Some of the benefits are:
The spouse most economically weakened as a result of the break up shall be entitled to request alimony, which may not exceed the living cost enjoyed during marriage or that of the spouse obliged to pay.
It is worth noting that spousal maintenance is taxable. It will be taxed as employment income for the spouse entitled to it and deducted from the payer´s taxable income.
Generally speaking, it will be more advantageous for both parties in terms of taxation that alimony be paid and received in instalments and deferred payments. There are grounds for that, otherwise the beneficiary would receive a disproportionate increase in income and the payer would not be able to deduct the whole amount as tax base would be lower and the excess may not be deducted on subsequent years.

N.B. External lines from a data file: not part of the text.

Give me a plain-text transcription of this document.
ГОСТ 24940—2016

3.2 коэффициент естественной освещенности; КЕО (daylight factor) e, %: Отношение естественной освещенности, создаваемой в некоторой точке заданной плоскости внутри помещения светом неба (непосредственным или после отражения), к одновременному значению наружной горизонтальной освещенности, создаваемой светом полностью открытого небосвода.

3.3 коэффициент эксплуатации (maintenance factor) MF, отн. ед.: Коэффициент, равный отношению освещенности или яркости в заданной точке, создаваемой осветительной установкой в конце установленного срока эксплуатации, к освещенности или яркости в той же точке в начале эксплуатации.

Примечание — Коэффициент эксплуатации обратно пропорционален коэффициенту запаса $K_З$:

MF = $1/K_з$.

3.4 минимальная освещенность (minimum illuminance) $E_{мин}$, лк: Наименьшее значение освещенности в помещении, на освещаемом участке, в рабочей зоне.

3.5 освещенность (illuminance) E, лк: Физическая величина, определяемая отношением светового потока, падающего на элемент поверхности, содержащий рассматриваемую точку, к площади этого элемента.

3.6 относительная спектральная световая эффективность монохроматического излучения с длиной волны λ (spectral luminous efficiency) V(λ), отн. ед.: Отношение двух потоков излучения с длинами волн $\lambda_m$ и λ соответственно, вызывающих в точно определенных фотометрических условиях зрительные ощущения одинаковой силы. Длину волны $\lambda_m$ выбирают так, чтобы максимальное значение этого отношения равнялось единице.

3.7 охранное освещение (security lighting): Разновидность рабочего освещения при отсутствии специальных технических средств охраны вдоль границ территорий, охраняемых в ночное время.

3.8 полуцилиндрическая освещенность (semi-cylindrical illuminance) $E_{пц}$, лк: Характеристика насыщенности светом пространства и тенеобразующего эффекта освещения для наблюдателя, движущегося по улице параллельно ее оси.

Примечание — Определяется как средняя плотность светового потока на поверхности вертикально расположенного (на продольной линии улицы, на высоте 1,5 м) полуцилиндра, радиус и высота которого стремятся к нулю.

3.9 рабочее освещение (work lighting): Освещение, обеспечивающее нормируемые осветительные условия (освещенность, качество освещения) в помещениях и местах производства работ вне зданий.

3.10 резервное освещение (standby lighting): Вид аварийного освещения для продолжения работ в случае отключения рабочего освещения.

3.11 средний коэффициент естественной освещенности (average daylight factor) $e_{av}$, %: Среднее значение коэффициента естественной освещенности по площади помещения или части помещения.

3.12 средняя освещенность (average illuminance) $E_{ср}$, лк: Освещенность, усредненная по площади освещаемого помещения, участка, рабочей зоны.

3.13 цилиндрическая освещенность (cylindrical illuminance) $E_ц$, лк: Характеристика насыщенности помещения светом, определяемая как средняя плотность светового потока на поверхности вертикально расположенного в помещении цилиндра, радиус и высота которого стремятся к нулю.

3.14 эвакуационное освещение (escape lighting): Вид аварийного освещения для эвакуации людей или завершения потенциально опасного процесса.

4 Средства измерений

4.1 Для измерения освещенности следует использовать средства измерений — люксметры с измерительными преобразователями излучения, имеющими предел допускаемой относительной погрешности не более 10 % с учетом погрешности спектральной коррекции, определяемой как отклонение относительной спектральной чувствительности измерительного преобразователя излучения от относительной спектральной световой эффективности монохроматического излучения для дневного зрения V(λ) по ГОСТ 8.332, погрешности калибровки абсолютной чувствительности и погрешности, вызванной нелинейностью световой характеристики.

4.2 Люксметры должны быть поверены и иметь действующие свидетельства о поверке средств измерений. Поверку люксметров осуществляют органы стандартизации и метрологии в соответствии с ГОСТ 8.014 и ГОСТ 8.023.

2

Child support consists of what is necessary for maintenance, housing, clothing and medical assistance and education for the children in common.
Child support is not subject to taxation.
It is worth noting that education, medical expenses, summer camps, etc. are included in child support and therefore do not reduce the payer´s tax base nor is it taxed to the beneficiary.
Alimony on account of employment
In the event that a spouse has worked for the household substantially more than the other or has worked for them without compensation or with insufficient compensation, they are entitled to financial compensation for such dedication as long as the other spouse has obtained an equity increase.
Taxation of such compensation has been changing in recent years. The tax reform of 1 January 2015 sets forth that such compensation does not entitle to reduce the payer´s tax base nor is it taxed to the beneficiary.